The ‘Panama Papers’ scandal has once again put law firm cyber security in the spotlight. But it is far from the only attack law firms have faced in recent times. It has only recently become apparent, for example, that in 2015, hackers broke into computer networks at leading firms including Cravath Swaine & Moore LLP and Weil Gotshal & Manges LLP. And in late 2015 /early 2016, a whole list of other law firms were reportedly targeted by a Russian hacker seeking information on M&A deals.

Not that any of this is new. A report in The Lawyer back in October 2013 cited warnings from a Chief Information Officer at a top-10 City firm who was convinced a prominent legal practice would go ‘down in flames as a result of a cyber attack breaching client confidentiality’. But the threat is getting worse. According to PWC’s 2015 annual law firms’ survey, 62% of law firms reported they had suffered a security incident, up from 45% in 2014.

The leak of 11.5 million papers at Mossack Fonseca may just mark a watershed moment, though. For if law firms have been slow to ramp up their security systems, they must now realise their potential vulnerability in the face of sustained and growing attacks.

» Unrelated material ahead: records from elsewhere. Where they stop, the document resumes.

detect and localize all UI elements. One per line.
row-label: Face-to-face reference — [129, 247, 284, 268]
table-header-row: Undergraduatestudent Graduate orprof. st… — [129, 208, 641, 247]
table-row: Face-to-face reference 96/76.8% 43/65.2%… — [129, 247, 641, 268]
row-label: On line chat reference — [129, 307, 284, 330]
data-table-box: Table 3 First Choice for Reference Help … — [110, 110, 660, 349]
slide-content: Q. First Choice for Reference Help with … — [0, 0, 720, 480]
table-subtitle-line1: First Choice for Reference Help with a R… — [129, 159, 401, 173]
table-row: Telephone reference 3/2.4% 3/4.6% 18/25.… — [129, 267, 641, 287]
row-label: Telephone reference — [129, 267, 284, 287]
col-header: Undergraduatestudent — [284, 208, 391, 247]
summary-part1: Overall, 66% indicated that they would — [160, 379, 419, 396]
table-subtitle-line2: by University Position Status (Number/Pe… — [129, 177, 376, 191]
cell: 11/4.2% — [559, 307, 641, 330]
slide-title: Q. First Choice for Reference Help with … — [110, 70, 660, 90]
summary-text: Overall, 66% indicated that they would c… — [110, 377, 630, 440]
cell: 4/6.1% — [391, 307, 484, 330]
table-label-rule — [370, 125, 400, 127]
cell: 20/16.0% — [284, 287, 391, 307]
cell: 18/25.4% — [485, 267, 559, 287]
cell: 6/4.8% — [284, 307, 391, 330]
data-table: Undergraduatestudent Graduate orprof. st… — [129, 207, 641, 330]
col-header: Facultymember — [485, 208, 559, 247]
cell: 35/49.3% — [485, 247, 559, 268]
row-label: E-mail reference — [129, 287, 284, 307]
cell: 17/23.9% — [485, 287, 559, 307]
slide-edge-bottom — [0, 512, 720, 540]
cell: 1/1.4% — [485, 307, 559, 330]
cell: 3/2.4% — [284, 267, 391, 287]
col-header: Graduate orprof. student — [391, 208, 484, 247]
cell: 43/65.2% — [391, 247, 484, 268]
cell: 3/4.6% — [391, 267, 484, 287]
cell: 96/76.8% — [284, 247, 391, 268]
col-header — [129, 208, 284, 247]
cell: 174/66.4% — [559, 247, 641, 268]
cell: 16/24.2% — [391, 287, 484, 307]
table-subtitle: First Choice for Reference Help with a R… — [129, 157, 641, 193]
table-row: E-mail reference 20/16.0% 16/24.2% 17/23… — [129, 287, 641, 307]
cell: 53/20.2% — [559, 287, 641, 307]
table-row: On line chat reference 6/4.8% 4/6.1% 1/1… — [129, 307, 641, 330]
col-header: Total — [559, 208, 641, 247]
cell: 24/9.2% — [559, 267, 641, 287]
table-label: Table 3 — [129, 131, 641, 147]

From hackers seeking data for insider trading to politically motivated ‘hacktivists’ or large-scale nation-state attacks, law firms should know they’re prime targets because of the reams of highly sensitive and confidential information they hold. And in the wake of this massive data breach, clients – particularly those in the financial services sector – are only more liable to think that law firms, including their lawyers, are the weak link in the chain.

Positive steps


There are signs, however, that law firms might be changing, especially the larger ones. Here at Totum, we have seen a considerable uptick in senior IT roles, following a relatively quiet period during and immediately following the recession. Sure, some of this reflects renewed investment in technology to improve legal services and operational efficiency. But we also see a marked increase in firms highlighting security as a critical component of the IT leadership role: law firms want IT professionals who can help ensure resilience, including gaining and maintaining security certification such as Cyber Essentials Plus or ISO 27001.

Yann Chatreau, Head of IT, Asia Pacific, at Allen & Overy (A&O), sees security accreditation as good, but he thinks it is only the beginning. In larger firms, for example, he has seen a real shift to recruiting senior security people, such as a Chief Information Security Officer at A&O. ‘There have been dedicated security teams for a while, but largely at middle management level,’ he adds. ‘This is much more senior.’

He says it’s about demonstrating to peers and clients that you are serious about cyber security and willing to invest. But he advises firms that they must accept they need help too – lining up partners who can provide 24/7 monitoring of the network infrastructure, noting any strange patterns and distinguishing white noise from the actual threats. ‘Because it’s not if, but when,’ he cautions. ‘Motivated hackers will always find a way and there are advanced persistent threats from nation states, with almost limitless resources. What do you do when it happens?’ It’s clearly not just about implementing a second-to-none defence system, but also having a well-rehearsed crisis management strategy in place.

Client persuasion


If law firms are still slow to get ahead of the security curve, then it may well be clients that give them a shove. ‘Clients are much more proactive on this now, especially in financial services,’ agrees Chatreau. He says that clients commonly undertake security audits at A&O, sending someone to spend several days on site asking them lots of questions. Sometimes this might extend to penetration testing too – not always with advanced warning either. ‘Clients are very security conscious – the challenge is meeting all of what may be very different requirements,’ he says.

At Totum, we have recruited several IT leadership roles in the past 18 months and it is absolutely clear just how important this area has become in selecting the right candidates. The next few years will be testing ones for law firms who will continue to face a rising number of cyber attacks coming from myriad sources. Having the best security experts on side will undoubtedly help – and there’s no doubt that some firms have already seriously raised their game on this.

But there is a sense that things have to go further too. If attackers see law firms as the weak link, then the reputation of the profession as a whole is under threat. Law firms need to prioritise safeguarding their own businesses. But they also need to work together, sharing information and resources, to minimise the potential damage such sustained attacks may cause –not just to a single firm but to the profession as a whole. In the face of such danger, no law firm should be an island.